BEIJING—China’s manufacturing sector in October expanded at its weakest pace in over two years, hurt by slowing domestic and external demand, in a sign of deepening cracks in the economy from an intensifying trade war with the United States.
Anxiety about China’s cooling growth and its likely drag on the global economy have vexed financial markets recently, and the official Purchasing Managers’ Index (PMI) on Oct. 31 indicates more stress for investors through coming months.
The official PMI—which gives global investors their first look at business conditions in China at the start of the last quarter of the year—fell to 50.2 in October, the lowest since July 2016 and down from 50.8 in September.
It was a touch above the 50-point mark that separates growth from contraction for a 27th straight month, but undershot the 50.6 forecast in a Reuters poll.
The latest reading suggests a further loss of momentum in the world’s second-biggest economy, and the deteriorating environment for businesses could prompt more policy support from Beijing on top of a raft of recent initiatives.
“All the numbers from China’s PMI release today confirm a broad-based decline in economic activity,” said Raymond Yeung, chief economist for China at ANZ in a client note, adding that conditions for the private sector is “much worse” than headline data suggested.
“Besides an expected reserve requirement ratio (RRR) cut next January, we expect future supportive policy actions to be measured.

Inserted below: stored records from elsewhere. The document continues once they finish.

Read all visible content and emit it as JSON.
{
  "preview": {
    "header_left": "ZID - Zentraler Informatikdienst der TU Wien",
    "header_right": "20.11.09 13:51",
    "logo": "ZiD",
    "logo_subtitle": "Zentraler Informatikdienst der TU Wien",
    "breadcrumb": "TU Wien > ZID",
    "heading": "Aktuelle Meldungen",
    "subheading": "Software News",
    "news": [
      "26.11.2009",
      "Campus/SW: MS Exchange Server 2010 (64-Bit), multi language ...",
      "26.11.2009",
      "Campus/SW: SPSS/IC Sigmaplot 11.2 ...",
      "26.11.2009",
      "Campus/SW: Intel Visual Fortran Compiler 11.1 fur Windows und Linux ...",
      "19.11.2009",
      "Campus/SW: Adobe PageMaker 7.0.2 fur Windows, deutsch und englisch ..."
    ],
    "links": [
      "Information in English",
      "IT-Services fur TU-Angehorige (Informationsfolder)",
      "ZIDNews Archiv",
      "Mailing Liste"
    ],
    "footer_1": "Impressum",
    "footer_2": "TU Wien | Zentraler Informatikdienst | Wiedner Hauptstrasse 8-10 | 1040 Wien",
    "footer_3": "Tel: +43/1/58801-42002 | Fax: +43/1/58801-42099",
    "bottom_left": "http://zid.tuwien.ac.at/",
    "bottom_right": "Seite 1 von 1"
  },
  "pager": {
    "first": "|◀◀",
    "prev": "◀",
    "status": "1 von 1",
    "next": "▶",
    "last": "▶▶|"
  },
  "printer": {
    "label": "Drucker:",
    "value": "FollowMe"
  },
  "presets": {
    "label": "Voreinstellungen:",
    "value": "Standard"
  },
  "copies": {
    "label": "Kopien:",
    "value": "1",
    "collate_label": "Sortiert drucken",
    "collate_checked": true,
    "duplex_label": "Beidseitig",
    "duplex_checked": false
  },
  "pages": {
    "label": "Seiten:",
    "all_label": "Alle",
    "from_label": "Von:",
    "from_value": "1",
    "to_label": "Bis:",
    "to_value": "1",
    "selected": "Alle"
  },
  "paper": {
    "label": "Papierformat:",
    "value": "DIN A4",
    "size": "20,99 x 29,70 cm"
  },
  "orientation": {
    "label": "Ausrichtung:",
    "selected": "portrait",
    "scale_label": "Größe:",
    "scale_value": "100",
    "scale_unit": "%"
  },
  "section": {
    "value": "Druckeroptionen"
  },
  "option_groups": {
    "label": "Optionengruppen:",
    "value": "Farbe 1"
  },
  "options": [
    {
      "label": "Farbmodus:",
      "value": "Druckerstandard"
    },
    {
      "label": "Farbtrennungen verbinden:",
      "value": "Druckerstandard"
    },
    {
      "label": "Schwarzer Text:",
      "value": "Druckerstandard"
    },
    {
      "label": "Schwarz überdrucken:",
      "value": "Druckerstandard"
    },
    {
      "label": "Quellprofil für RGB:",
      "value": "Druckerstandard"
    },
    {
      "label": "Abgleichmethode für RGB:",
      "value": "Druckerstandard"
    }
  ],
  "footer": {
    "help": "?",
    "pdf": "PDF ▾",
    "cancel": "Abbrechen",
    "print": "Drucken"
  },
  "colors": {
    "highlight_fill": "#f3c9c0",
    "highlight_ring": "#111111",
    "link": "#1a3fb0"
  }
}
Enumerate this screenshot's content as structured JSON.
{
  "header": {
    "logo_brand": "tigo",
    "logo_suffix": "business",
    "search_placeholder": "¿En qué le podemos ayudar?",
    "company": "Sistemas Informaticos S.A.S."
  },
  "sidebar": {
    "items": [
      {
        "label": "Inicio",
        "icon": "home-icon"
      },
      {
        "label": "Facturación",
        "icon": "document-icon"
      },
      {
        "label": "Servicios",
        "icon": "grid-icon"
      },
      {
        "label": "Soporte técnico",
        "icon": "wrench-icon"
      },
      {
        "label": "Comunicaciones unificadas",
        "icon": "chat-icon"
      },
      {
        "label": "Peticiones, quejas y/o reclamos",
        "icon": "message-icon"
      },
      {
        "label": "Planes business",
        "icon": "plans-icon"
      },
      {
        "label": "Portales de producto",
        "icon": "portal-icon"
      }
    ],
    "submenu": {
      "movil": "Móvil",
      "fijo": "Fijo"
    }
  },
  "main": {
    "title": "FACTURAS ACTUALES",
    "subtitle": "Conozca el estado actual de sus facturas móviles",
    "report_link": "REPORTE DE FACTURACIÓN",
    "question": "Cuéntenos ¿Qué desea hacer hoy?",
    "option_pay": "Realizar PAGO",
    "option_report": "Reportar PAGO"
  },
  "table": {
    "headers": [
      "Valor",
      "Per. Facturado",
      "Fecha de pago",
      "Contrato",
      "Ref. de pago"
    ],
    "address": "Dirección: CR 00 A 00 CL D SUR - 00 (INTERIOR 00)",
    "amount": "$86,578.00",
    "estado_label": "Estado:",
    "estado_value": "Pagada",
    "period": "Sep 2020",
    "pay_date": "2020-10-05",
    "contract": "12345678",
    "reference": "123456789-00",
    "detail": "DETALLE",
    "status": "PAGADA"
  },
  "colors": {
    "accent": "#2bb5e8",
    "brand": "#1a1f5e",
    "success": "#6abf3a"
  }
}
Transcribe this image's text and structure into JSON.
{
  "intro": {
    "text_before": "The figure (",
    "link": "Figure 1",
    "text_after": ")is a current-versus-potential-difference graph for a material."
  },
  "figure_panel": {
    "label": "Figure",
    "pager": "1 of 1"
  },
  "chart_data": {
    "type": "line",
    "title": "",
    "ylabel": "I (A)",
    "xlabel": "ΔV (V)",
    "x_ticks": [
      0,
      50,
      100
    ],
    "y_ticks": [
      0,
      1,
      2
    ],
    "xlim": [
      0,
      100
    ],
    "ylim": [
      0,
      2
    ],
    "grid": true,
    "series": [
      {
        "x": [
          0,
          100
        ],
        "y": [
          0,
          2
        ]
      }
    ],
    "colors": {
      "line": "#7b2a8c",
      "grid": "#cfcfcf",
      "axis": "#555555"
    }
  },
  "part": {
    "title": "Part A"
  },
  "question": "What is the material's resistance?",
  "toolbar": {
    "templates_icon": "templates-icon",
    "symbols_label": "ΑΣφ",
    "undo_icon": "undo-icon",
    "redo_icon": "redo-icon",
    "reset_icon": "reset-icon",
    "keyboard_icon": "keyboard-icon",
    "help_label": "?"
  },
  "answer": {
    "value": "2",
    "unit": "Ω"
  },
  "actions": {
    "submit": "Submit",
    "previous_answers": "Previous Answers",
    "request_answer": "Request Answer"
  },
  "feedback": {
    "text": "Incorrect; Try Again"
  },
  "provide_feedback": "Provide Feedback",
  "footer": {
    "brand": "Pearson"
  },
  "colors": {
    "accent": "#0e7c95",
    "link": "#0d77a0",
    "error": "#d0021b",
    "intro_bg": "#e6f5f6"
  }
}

The government’s priority is to avoid a financial blow-up.”
New export orders, an indicator of future activity, contracted for a fifth straight month and at the fastest pace in at least a year. The sub-index fell to 46.9 from 48.0 in September.
While China’s exports have been pretty resilient largely as firms front-loaded shipments to dodge stiffer U.S. duties, analysts see pressure building in coming months. The continued slump in export orders may be bearing that scenario out.
October is the first full month after the latest U.S. tariffs went into effect. Washington and Beijing slapped additional tariffs on each other’s goods on Sept. 24, and U.S. President Donald Trump has proposed to hit China with more duties.
If the United States follows through on its promise to increase its tariffs to 25 percent at the turn of the year, exporters will feel more pain.
“The 25 percent tariff rate will be activated in January…maybe the weakening of new export orders in the PMI is a warning sign of what’s to come even though it hasn’t been reflected yet in the hard data,” said Julian Evans-Pritchard, Senior China Economist at Capital Economics.
The China PMI survey also showed the production sub-index fell to 52 in October from 53.0 in September, while a new orders saw a sharp decline to 50.8 from 52.0, in a sign of much weaker domestic demand.
The statistics bureau attributed the slump in October’s manufacturing activity to the impact from a week-long national holiday and the challenging external environment.
More than 70 percent of U.S. firms operating in southern China are considering delaying further investment there and moving some or all of their manufacturing to other countries as the trade war bites into profits, a business survey showed on Monday.
China’s economy grew at its weakest pace since the global financial crisis in the third quarter, as manufacturing output and infrastructure investment slowed. Analysts believe business conditions will get worse before getting better.
Firms are already facing pressure on earnings. A survey over the weekend showed profit growth at the country’s industrial powerhouses cooled for the fifth consecutive month in September on the back of a greater slowdown in production and sales.
China’s manufacturing sector has been squeezed by a reduction in sources of credit amid Beijing’s multi-year crackdown on corporate debt and risky lending practices, with smaller firms especially under strain.
Policymakers have already shifted their priorities to reducing risks to growth. Earlier this month, China’s central bank announced the fourth reserve requirement ratio (RRR) cut for this year, and is expected to ease monetary policy further.
It is also stepping up moves to lower financing costs and pledged more support to private firms, a key source of jobs. On the fiscal side, the government is stepping up stimulus through infrastructure projects, and has also pledged more tax cuts next year to support growth.
Another sister survey released by the NBS on Wednesday showed that growth cooled in China’s vast services industry in October.
However, a sub-index of construction activity improved in an indication that the government’s infrastructure push may be taking hold, analysts say.
All the same, some economists believe Beijing might have to sharply boost stimulus soon.
“Beijing’s policy focus so far has been on containing a credit freeze,” Nomura analysts said.
“If our more cautious views prove to be valid, growth will likely slow to such a worrying pace in spring 2019 that Beijing may have to greatly ramp-up its easing/stimulus measures at that time.”